AI digest: Models get stronger, commerce gets weirder
OpenAI drops GPT-5.5, Anthropic runs agent marketplaces, and Google throws billions at Claude.
Big model releases, experimental marketplaces, and serious money changing hands this week.
GPT-5.5 arrives with agentic capabilities and higher prices
OpenAI launched GPT-5.5 claiming “a new class of intelligence” that can work autonomously through complex tasks by switching between tools. The API costs double what GPT-4 did, but benchmark results show it’s topping leaderboards despite still hallucinating frequently. The pricing feels aggressive for what sounds like incremental improvements with better orchestration.
Anthropic’s agents negotiate better deals than humans realise
Anthropic ran a fascinating experiment where 69 AI agents traded on behalf of employees in an internal marketplace for a week. Stronger models consistently got better deals, and people stuck with weaker agents never noticed they were being shortchanged.
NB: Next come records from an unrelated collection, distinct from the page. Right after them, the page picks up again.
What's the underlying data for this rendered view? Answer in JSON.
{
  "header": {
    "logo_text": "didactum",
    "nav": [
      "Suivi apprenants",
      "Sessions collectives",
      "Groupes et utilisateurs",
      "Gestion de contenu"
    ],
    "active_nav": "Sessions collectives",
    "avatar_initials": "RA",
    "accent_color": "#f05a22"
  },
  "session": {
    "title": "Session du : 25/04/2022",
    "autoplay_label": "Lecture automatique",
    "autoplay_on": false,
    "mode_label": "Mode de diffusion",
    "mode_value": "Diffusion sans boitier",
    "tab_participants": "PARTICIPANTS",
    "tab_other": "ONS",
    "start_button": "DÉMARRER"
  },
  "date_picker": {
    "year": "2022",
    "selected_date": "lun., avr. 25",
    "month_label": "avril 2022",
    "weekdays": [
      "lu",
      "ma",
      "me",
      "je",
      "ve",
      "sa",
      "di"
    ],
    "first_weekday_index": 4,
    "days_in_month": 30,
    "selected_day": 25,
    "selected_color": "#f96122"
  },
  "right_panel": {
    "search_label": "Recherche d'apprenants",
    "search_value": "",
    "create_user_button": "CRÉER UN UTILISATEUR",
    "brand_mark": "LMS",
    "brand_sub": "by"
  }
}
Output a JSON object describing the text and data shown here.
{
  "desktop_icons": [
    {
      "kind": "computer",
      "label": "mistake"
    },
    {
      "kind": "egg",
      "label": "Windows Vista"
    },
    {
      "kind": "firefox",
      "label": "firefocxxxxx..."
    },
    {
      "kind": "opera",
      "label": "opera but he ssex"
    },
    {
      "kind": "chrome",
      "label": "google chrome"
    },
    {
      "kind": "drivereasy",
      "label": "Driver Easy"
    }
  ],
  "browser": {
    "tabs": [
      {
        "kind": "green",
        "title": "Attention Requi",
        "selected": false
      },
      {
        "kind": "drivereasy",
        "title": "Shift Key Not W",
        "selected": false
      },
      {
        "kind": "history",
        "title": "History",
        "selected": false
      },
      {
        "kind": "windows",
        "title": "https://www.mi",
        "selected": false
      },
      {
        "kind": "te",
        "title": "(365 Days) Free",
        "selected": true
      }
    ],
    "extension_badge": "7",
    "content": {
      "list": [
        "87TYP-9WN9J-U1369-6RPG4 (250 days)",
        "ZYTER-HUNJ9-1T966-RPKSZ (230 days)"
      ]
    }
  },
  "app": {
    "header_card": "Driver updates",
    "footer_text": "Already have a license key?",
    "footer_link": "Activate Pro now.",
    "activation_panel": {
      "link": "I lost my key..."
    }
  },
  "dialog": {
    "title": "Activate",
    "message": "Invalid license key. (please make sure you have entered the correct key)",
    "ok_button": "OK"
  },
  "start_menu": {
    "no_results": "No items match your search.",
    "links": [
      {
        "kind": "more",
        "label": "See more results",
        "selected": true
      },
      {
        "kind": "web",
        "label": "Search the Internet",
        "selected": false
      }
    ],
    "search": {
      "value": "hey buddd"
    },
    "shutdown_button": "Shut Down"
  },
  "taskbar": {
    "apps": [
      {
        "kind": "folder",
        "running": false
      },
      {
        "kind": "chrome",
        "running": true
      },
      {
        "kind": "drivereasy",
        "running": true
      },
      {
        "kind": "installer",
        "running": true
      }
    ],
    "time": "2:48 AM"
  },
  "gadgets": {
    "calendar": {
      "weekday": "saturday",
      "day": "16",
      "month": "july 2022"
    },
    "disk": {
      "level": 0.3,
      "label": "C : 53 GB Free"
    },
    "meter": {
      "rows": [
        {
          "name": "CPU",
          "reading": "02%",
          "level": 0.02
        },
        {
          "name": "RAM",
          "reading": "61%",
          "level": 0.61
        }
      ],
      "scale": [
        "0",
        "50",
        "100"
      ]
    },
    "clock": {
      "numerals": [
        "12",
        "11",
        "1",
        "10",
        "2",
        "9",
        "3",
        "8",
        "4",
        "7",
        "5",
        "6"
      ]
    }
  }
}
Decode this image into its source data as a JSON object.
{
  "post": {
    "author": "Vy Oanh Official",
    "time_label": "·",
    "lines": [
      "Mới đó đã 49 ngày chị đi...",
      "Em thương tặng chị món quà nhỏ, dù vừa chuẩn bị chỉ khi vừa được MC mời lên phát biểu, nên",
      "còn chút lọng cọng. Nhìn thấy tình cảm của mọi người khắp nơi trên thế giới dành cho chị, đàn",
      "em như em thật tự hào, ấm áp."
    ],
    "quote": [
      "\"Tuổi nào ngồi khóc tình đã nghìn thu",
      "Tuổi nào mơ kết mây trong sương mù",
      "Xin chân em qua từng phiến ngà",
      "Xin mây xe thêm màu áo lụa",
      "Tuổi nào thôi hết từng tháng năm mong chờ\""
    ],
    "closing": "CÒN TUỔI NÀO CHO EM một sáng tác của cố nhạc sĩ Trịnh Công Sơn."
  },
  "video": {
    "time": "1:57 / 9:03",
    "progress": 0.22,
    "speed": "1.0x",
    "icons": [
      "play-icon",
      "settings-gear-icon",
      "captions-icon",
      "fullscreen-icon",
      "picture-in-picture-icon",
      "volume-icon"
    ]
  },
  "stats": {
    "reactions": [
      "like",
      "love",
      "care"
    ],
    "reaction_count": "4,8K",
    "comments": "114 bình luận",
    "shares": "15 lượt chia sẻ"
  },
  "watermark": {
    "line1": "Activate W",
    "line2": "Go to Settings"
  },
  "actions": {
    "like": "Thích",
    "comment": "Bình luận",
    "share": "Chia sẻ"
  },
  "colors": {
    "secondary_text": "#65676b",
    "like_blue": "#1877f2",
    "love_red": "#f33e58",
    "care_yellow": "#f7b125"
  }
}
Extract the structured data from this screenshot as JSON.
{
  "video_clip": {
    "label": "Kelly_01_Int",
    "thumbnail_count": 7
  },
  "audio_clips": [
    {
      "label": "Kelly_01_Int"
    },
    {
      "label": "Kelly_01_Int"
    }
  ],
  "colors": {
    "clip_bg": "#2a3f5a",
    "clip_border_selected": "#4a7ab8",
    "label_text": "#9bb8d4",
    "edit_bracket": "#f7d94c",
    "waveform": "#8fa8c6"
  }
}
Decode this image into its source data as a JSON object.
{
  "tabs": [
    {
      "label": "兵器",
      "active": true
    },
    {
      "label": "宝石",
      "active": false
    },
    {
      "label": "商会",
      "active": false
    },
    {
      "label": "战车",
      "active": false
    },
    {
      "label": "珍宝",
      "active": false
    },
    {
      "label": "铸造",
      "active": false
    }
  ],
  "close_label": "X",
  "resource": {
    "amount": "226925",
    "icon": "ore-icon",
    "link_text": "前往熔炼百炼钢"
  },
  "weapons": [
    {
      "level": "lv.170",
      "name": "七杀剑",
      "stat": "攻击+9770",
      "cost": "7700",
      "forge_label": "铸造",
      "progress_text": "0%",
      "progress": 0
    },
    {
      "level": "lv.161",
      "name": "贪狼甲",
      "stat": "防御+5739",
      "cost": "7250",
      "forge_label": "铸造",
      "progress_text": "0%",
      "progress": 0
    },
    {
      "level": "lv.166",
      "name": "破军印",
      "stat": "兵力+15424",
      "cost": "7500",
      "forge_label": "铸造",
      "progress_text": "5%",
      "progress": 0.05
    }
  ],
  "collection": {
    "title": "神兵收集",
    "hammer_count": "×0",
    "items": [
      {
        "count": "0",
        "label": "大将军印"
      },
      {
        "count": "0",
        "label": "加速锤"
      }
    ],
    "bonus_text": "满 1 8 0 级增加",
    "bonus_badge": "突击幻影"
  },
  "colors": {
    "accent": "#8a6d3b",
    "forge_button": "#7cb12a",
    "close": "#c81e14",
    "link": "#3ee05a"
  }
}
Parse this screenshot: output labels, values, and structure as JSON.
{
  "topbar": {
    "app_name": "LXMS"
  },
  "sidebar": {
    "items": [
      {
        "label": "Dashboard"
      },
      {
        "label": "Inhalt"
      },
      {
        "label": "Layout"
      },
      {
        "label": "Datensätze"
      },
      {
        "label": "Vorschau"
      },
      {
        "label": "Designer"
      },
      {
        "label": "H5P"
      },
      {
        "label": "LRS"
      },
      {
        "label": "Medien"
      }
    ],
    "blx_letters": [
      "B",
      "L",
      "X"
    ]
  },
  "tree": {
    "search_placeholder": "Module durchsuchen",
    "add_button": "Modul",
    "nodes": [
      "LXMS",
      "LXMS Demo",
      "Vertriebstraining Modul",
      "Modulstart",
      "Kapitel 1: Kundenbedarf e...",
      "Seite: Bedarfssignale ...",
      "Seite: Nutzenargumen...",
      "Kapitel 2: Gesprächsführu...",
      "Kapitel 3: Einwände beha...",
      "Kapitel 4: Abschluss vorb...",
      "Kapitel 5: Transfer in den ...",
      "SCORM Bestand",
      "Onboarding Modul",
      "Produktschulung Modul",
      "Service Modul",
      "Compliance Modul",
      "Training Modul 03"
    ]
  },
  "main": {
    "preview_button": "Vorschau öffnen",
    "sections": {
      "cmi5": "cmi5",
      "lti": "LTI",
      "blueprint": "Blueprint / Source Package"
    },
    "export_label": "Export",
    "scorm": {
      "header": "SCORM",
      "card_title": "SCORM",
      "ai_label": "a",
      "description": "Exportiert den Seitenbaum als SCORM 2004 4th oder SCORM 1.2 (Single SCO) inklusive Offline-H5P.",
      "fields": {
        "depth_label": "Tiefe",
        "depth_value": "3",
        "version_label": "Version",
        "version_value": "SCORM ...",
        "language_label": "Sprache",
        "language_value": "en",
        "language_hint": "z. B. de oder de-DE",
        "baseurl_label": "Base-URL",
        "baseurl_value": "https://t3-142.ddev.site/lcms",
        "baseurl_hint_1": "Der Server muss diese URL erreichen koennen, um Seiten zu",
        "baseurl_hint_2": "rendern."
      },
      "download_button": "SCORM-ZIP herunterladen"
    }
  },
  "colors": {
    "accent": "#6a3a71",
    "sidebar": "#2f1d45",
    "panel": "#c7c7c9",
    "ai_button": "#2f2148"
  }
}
This feels like a preview of how AI capability gaps could create real economic winners and losers without humans even knowing.
Google invests £32 billion in Anthropic
Google is pouring up to $40 billion into Anthropic, adding to Amazon’s $25 billion commitment for a total of $65 billion flowing into Claude’s maker. That’s serious money for what’s essentially a bet against OpenAI’s dominance. Google clearly sees Anthropic as their best shot at staying relevant in the foundation model race.
RAG gets smarter with reasoning over similarity
A new approach called PageIndex ditches vector similarity for reasoning-based retrieval in RAG systems. Instead of finding “similar” text chunks, it reasons about what information is actually relevant to answer queries. This could fix a lot of quiet failures in current RAG pipelines where similarity is a poor proxy for what you actually need.